In winter, the fan will not have had much to do and may be inoperative without you realizing. Check that it does in fact come on with the engine hot – say at idle just after a run. Some fans run all the time.
One of the good things about a modern car is the way it adapts automatically to climate changes. Come rain, snow, ice, or a scorching day in summer, cars cope with changes in temperature and environment. But although much of the time seasonal changes bring no problems, some checks are advisable as winter ends and spring turns to summer.
Summer air filter positions
Look for a lever – normally of bent wire – on the side of the air filter housing. It will have two positions marked, one for winter and one for summer. Unclip the lever and move it to the ‘summer’ position. Some cars have the lever on the end of the air inlet trunk.
If the filter lid is marked for summer and winter this means that you have to rotate it – a mask attached to the underside of the lid blocks off certain inlets depending on its position. Undo the nuts holding the lid down, reposition and secure it again.
Some filter housings have a movable air inlet nozzle on the end of the inlet trunk. In winter, this picks warm air up from just over the exhaust manifold. Loosen the nozzle and rotate it to the summer position. Some types have a movable flexible trunking instead.
If you find no summer alternatives it may be that the entire filter housing has to be moved to a different position. Unscrew the central wingnut and move the housing to the summer position so that the nozzle will be in the cold airstream.

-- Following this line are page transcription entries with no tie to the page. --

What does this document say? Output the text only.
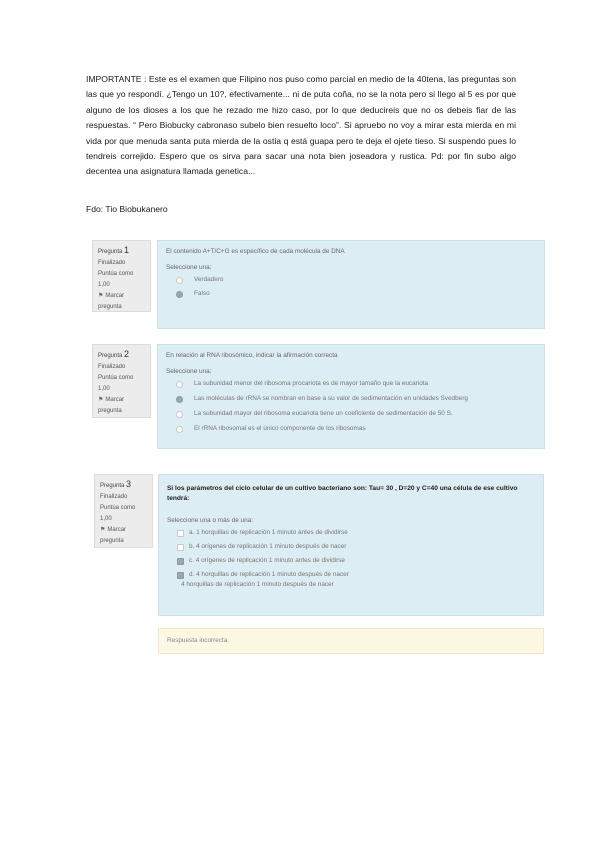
IMPORTANTE : Este es el examen que Filipino nos puso como parcial en medio de la 40tena, las preguntas son las que yo respondí. ¿Tengo un 10?, efectivamente... ni de puta coña, no se la nota pero si llego al 5 es por que alguno de los dioses a los que he rezado me hizo caso, por lo que deducireis que no os debeis fiar de las respuestas. “ Pero Biobucky cabronaso subelo bien resuelto loco”. Si apruebo no voy a mirar esta mierda en mi vida por que menuda santa puta mierda de la ostia q está guapa pero te deja el ojete tieso. Si suspendo pues lo tendreis correjido. Espero que os sirva para sacar una nota bien joseadora y rustica. Pd: por fin subo algo decentea una asignatura llamada genetica...
Fdo: Tio Biobukanero
Pregunta 1
Finalizado
Puntúa como 1,00
⚑ Marcar pregunta
El contenido A+T/C+G es específico de cada molécula de DNA
Seleccione una:
Verdadero
Falso
Pregunta 2
Finalizado
Puntúa como 1,00
⚑ Marcar pregunta
En relación al RNA ribosómico, indicar la afirmación correcta
Seleccione una:
La subunidad menor del ribosoma procariota es de mayor tamaño que la eucariota
Las moléculas de rRNA se nombran en base a su valor de sedimentación en unidades Svedberg
La subunidad mayor del ribosoma eucariota tiene un coeficiente de sedimentación de 50 S.
El rRNA ribosomal es el único componente de los ribosomas
Pregunta 3
Finalizado
Puntúa como 1,00
⚑ Marcar pregunta
Si los parámetros del ciclo celular de un cultivo bacteriano son: Tau= 30 , D=20 y C=40 una célula de ese cultivo tendrá:
Seleccione una o más de una:
a. 1 horquillas de replicación 1 minuto antes de dividirse
b. 4 orígenes de replicación 1 minuto después de nacer
c. 4 orígenes de replicación 1 minuto antes de dividirse
d. 4 horquillas de replicación 1 minuto después de nacer
4 horquillas de replicación 1 minuto después de nacer
Respuesta incorrecta.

This is likely to be the main area of concern. The system will have been underworked during the winter, not just because the weather is cooler so the engine does not run as hot, but because the heater will have been on for much of the time. This helps out the cooling system by acting as an extra radiator.

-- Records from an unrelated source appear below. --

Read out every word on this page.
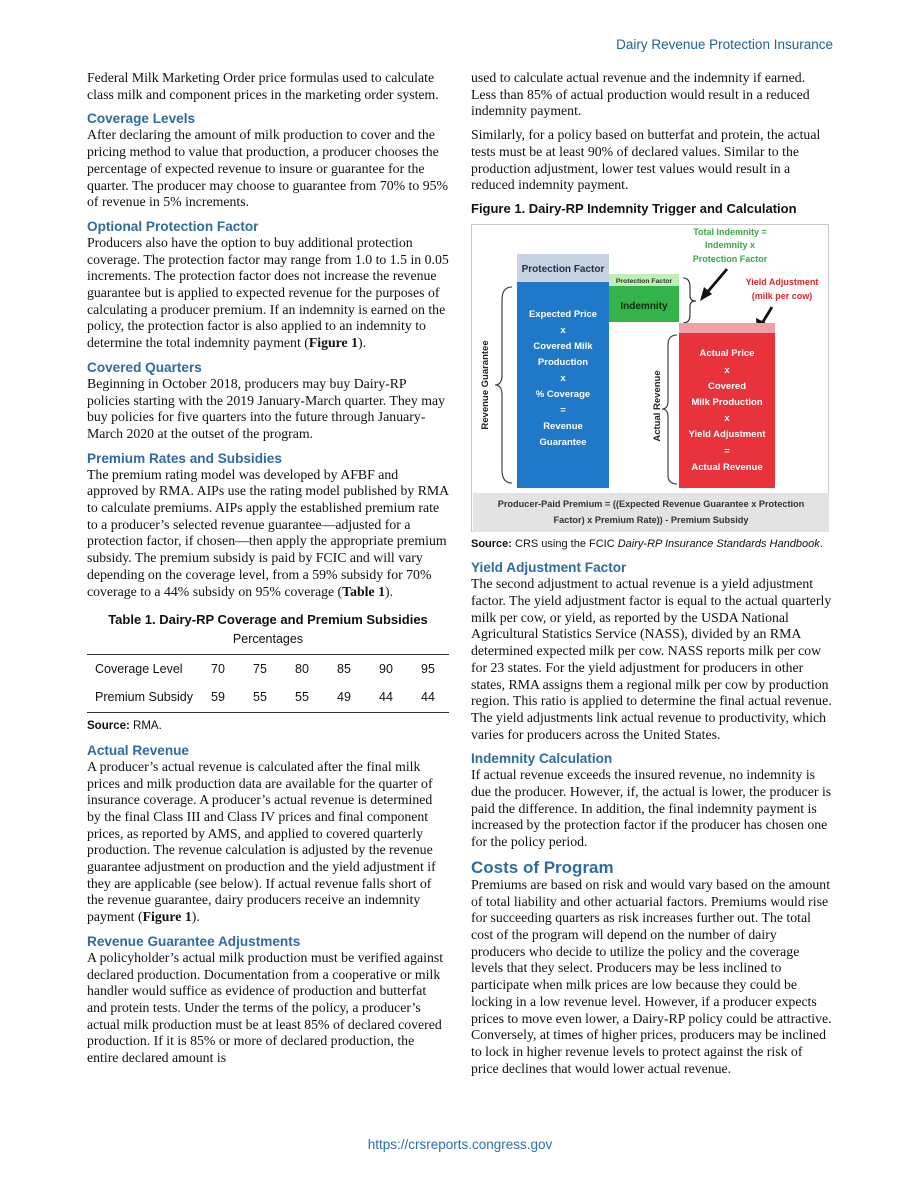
Dairy Revenue Protection Insurance

Federal Milk Marketing Order price formulas used to calculate class milk and component prices in the marketing order system.

Coverage Levels

After declaring the amount of milk production to cover and the pricing method to value that production, a producer chooses the percentage of expected revenue to insure or guarantee for the quarter. The producer may choose to guarantee from 70% to 95% of revenue in 5% increments.

Optional Protection Factor

Producers also have the option to buy additional protection coverage. The protection factor may range from 1.0 to 1.5 in 0.05 increments. The protection factor does not increase the revenue guarantee but is applied to expected revenue for the purposes of calculating a producer premium. If an indemnity is earned on the policy, the protection factor is also applied to an indemnity to determine the total indemnity payment (Figure 1).

Covered Quarters

Beginning in October 2018, producers may buy Dairy-RP policies starting with the 2019 January-March quarter. They may buy policies for five quarters into the future through January-March 2020 at the outset of the program.

Premium Rates and Subsidies

The premium rating model was developed by AFBF and approved by RMA. AIPs use the rating model published by RMA to calculate premiums. AIPs apply the established premium rate to a producer’s selected revenue guarantee—adjusted for a protection factor, if chosen—then apply the appropriate premium subsidy. The premium subsidy is paid by FCIC and will vary depending on the coverage level, from a 59% subsidy for 70% coverage to a 44% subsidy on 95% coverage (Table 1).

Table 1. Dairy-RP Coverage and Premium Subsidies
Percentages
Coverage Level	70	75	80	85	90	95
Premium Subsidy	59	55	55	49	44	44
Source: RMA.
Actual Revenue

A producer’s actual revenue is calculated after the final milk prices and milk production data are available for the quarter of insurance coverage. A producer’s actual revenue is determined by the final Class III and Class IV prices and final component prices, as reported by AMS, and applied to covered quarterly production. The revenue calculation is adjusted by the revenue guarantee adjustment on production and the yield adjustment if they are applicable (see below). If actual revenue falls short of the revenue guarantee, dairy producers receive an indemnity payment (Figure 1).

Revenue Guarantee Adjustments

A policyholder’s actual milk production must be verified against declared production. Documentation from a cooperative or milk handler would suffice as evidence of production and butterfat and protein tests. Under the terms of the policy, a producer’s actual milk production must be at least 85% of declared covered production. If it is 85% or more of declared production, the entire declared amount is

used to calculate actual revenue and the indemnity if earned. Less than 85% of actual production would result in a reduced indemnity payment.

Similarly, for a policy based on butterfat and protein, the actual tests must be at least 90% of declared values. Similar to the production adjustment, lower test values would result in a reduced indemnity payment.

Figure 1. Dairy-RP Indemnity Trigger and Calculation
Protection Factor
Expected Price
x
Covered Milk
Production
x
% Coverage
=
Revenue
Guarantee
Revenue Guarantee
Protection Factor
Indemnity
Total Indemnity =
Indemnity x
Protection Factor
Yield Adjustment
(milk per cow)
Actual Price
x
Covered
Milk Production
x
Yield Adjustment
=
Actual Revenue
Actual Revenue
Producer-Paid Premium = ((Expected Revenue Guarantee x Protection
Factor) x Premium Rate)) - Premium Subsidy
Source: CRS using the FCIC Dairy-RP Insurance Standards Handbook.
Yield Adjustment Factor

The second adjustment to actual revenue is a yield adjustment factor. The yield adjustment factor is equal to the actual quarterly milk per cow, or yield, as reported by the USDA National Agricultural Statistics Service (NASS), divided by an RMA determined expected milk per cow. NASS reports milk per cow for 23 states. For the yield adjustment for producers in other states, RMA assigns them a regional milk per cow by production region. This ratio is applied to determine the final actual revenue. The yield adjustments link actual revenue to productivity, which varies for producers across the United States.

Indemnity Calculation

If actual revenue exceeds the insured revenue, no indemnity is due the producer. However, if, the actual is lower, the producer is paid the difference. In addition, the final indemnity payment is increased by the protection factor if the producer has chosen one for the policy period.

Costs of Program

Premiums are based on risk and would vary based on the amount of total liability and other actuarial factors. Premiums would rise for succeeding quarters as risk increases further out. The total cost of the program will depend on the number of dairy producers who decide to utilize the policy and the coverage levels that they select. Producers may be less inclined to participate when milk prices are low because they could be locking in a low revenue level. However, if a producer expects prices to move even lower, a Dairy-RP policy could be attractive. Conversely, at times of higher prices, producers may be inclined to lock in higher revenue levels to protect against the risk of price declines that would lower actual revenue.

https://crsreports.congress.gov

Start off with visual checks examine all hoses for perishing and check for evidence of dripping from hose joints. Although it’s not a good idea to disturb a sound joint, it is worth checking the condition of the hose clips and replacing any that are corroded.
With the coolant topped up to the right level, drive the car for some distance with the heater switched off. This will tell you if the engine will keep cool without it and whether it is possible to switch the heater off fully. If the heater has been left switched on for some months, the water valve may have become corroded or blocked by corrosion.
The answer to both these problems if they are not too serious is to
flush the system out fully with a hose pipe. Alternatively, add a flushing agent to the radiator, run the engine so that the agent can loosen any deposits in the system, then drain the coolant and refill.
If the heater will still not shut off fully, check to see that the cables are secured – often, the outer cables are held to the heater body or bracket by spring clips and these can sometimes come adrift.
If you decide to flush out the cooling system of your car at the end of the winter, don’t be tempted to fill it up again with just plain water— use the correct antifreeze as well.
Antifreeze contains an inhibitor solution which is essential to stop radiators and engines — especially those with alloy cylinder blocks or heads—from corroding.
Hose through the radiator from behind to clear out any blockages of dead leaves or accumulated mud.
Check heater cable clips or clamps to see if they are secure and will shut the heater off.
Hose down the underbody after the last road salting to slow down the onset of rust.
Touch up chips in paint and underseal – any bare metal will allow rust to take a hold.
Fan and drive belt
With a mechanical fan, check the drive belt. There will have been more load on the generator during the winter as it will have been powering more electrical equipment, and this may have worn it. If the belt is cracking on its inner face, renew it. A correctly tensioned belt has about 1/2in (13mm) of slack midway between the farthest two pulleys for an alternator and 3/4in (19mm) for a dynamo.
Most electric fans have a thermostatic control so that they cut in only when needed. When the engine is hot after a run, let it tick over for a few minutes: the fan should cut in as the engine temperature rises. You should be able to hear it, but if in doubt, lift the bonnet and have a look.
Most modern cars have an automatic air intake temperature control, but on some you have to reset the filter or its housing to a different position so that the engine is not sucking in un-needed hot air throughout the summer.
Most underbody corrosion occurs in summer, when the salt, wet mud and grit that has collected underneath gets a chance to react with the metal. Because the salt absorbs moisture from the atmosphere, the corrosive poultice that forms never dries out. It eats away at the underbody protection and finally at the metal itself.
A highly important precaution, therefore, is to hose these deposits from the underside and inner wings after winter – salting finishes towards the end of April. You can also steam clean.